Power dismissed arguments from Frank DeLuca, an attorney with 314 Munson Ave LLC, that state law prohibits local regulations authorizing only certain medical cannabis establishments and others only for non-medical cannabis.
DeLuca pointed to a section of the Michigan Regulation and Taxation of Marihuana Act, or MRTMA for short, that anticipates any local regulations that would prohibit the two species from being co-established. Allowing different limits for the two species would leave eight medical marijuana sellers empty-handed.
He also cited an affidavit from Heather Azzi, General Counsel of the Cannabis Trade Federation and formerly with the Marijuana Policy Project. She stated that she had written while at the former MRTMA and that Traverse City’s ordinance was against the letter, intent, and spirit of the law.
Traverse City’s outside attorney Peter Worden said the law allows cities to ban or limit the number of non-medical marijuana facilities that can operate there.

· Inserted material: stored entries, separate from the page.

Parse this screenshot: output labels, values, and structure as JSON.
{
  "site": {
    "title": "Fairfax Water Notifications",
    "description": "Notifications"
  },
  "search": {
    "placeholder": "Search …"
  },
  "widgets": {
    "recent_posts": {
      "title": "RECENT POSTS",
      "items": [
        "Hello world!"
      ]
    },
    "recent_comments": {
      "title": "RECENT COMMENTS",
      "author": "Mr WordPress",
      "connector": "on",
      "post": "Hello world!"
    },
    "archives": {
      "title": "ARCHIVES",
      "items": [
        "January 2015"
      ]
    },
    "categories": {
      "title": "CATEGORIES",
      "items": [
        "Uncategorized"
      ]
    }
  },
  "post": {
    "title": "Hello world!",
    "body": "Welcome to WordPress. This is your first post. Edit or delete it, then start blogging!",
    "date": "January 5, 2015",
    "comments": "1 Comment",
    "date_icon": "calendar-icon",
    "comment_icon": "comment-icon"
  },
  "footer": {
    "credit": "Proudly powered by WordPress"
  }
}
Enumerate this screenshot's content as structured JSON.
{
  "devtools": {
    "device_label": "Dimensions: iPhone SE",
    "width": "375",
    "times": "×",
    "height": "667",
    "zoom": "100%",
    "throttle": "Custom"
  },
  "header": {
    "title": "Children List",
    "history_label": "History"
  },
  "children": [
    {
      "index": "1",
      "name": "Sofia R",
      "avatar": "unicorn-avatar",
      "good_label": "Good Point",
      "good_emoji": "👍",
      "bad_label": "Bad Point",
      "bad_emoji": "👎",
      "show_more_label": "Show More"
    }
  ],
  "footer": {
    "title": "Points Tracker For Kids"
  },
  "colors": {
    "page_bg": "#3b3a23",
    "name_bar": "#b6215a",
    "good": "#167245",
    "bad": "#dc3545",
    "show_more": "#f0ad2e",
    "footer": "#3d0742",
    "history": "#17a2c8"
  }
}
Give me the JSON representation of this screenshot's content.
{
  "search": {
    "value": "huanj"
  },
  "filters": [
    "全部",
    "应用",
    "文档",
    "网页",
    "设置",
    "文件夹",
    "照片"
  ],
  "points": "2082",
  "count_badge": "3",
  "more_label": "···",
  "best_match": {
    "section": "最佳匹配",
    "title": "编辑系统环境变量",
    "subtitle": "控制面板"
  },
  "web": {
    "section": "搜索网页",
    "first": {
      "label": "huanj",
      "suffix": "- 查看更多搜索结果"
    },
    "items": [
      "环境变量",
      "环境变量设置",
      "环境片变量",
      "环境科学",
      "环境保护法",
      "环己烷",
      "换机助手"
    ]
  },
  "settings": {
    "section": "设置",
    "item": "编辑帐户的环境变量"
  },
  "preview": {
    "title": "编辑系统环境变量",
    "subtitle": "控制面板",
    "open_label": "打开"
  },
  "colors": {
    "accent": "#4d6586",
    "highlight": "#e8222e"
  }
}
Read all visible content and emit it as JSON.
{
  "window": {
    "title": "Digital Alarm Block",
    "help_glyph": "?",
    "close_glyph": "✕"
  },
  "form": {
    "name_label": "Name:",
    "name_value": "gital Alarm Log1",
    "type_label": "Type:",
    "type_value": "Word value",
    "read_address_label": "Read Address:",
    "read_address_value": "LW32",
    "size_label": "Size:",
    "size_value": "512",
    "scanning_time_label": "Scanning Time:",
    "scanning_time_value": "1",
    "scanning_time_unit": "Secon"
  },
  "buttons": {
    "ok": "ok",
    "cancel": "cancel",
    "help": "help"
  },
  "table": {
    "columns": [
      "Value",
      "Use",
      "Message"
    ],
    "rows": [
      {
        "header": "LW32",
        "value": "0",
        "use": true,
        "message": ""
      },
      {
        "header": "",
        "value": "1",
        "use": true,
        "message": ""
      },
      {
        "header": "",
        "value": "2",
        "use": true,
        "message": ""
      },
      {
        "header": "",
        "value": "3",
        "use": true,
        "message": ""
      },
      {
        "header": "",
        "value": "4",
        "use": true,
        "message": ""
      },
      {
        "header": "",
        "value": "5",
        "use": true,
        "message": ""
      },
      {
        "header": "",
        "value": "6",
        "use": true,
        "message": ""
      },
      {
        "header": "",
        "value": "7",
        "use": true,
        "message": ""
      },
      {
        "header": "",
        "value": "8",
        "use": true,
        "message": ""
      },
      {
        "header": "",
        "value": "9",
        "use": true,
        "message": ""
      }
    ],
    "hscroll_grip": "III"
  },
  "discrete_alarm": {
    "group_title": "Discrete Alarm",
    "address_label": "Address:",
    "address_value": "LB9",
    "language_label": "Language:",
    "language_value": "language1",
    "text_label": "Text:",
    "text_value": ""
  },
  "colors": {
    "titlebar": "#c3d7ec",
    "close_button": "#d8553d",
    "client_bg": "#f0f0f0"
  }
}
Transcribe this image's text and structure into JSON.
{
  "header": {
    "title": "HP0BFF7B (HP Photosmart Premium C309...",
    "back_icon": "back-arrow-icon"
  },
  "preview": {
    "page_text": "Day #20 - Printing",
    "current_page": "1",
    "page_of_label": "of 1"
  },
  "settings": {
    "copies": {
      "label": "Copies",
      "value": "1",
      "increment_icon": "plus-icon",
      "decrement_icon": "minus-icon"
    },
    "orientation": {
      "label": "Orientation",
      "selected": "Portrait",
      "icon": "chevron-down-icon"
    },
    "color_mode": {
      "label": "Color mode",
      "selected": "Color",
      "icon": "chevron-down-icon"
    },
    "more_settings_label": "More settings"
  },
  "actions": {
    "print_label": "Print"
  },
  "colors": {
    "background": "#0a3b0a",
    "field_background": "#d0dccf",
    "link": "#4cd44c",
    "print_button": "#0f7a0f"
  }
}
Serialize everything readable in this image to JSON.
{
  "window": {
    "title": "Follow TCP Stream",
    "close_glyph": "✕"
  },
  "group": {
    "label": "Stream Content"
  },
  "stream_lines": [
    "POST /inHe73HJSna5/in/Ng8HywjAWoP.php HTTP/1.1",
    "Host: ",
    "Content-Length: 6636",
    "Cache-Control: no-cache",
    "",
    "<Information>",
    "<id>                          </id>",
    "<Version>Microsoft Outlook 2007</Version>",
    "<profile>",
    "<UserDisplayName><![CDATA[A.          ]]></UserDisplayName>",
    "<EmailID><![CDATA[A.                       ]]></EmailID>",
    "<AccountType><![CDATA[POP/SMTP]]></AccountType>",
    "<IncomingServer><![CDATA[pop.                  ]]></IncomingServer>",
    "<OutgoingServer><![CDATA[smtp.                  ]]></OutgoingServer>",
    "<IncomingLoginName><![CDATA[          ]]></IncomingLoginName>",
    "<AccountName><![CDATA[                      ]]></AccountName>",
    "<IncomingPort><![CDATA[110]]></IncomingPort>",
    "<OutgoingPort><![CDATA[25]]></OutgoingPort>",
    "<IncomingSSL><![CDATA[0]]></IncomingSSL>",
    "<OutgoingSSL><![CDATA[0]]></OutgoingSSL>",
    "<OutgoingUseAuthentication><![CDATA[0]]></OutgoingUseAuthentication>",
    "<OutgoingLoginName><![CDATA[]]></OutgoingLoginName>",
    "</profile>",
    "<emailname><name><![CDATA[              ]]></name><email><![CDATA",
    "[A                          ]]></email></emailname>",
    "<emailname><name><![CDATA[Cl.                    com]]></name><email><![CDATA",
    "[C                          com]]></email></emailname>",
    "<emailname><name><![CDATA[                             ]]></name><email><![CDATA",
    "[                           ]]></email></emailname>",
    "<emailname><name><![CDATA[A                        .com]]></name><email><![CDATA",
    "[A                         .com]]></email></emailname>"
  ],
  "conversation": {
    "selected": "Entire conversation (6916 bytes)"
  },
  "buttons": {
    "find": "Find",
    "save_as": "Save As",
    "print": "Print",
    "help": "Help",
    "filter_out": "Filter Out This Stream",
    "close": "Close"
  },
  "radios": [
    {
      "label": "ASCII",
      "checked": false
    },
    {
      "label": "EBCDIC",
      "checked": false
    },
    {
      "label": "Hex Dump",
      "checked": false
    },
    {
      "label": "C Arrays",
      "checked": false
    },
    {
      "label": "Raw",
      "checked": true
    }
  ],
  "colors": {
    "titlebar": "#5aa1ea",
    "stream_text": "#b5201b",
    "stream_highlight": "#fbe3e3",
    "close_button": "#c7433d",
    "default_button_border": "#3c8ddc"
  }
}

It also states that if local governments limit the number of these companies, they must license competitively.
DeLuca argued that the section of the law limiting the number of marijuana establishments does not apply to Traverse City’s situation and that it is trumped by the requirement that both types of businesses be co-resident.
But Power said the law does not support claims that every medical marijuana retailer is entitled to a license, only that they cannot be prohibited from seeking and obtaining one. Traverse City law doesn’t prohibit that, he added.
“Any medical retailer has just as much right to apply for and apply for a recreational retailer license as anyone else who would apply,” said Power.
Plaintiffs had some success on Tuesday, with Power agreeing that the city’s rating section it had previously accepted for granting retail non-medical marijuana licenses through a competitive process was illegal.
This rubric has been suspended since November 2020 when Power issued an injunction to grant licenses using the rubric.
Worden argued that a sentence in this law allowed the city to introduce other standards beyond mere compliance with MRTMA.
But Power disagreed and read several items under the heading, from requiring a building to be at least 90 percent of the allowable height and size, to improving the sidewalk and providing “green infrastructure” in parking plans.
After reading each item on what Power called the “wish list,” he said repeatedly that this might be a great idea, but had nothing to do with whether the applicant was best suited to the state’s non-medical marijuana law to be observed.
The city could also enforce these standards in other ways, such as:
Trial is still scheduled for mid-September, and lawyers from the city and medical marijuana companies will meet on September 8th to see if there are any questions.
Worden said afterwards that he was disappointed that Power decided against the rating section, but not surprised. The judge expressed similar concerns when the injunction was issued.
City commissioners are already in a process to rewrite this rating section, Worden said – the city is searching via an online survey from September 3rd to 12th and an open house on September 8th from 3:30 to 6am according to contributions to the proposed rules: 30 p.m. at the city opera, it says in a message from the city.
Worden was glad to hear that Power agreed that the city’s licensing restriction would not violate state law or due process rights, he said.
Messages for DeLuca were not returned as of Wednesday.
It remains to be seen whether this judgment will stand. Power said he was awaiting an appeal and a “real result” from the state appeals court.
Worden said he would need to speak to city officials before knowing whether Traverse City would like to appeal Power’s ruling on the rating section. However, this would make little sense given the progress made by the Commissioners in drawing up a new draft, he added.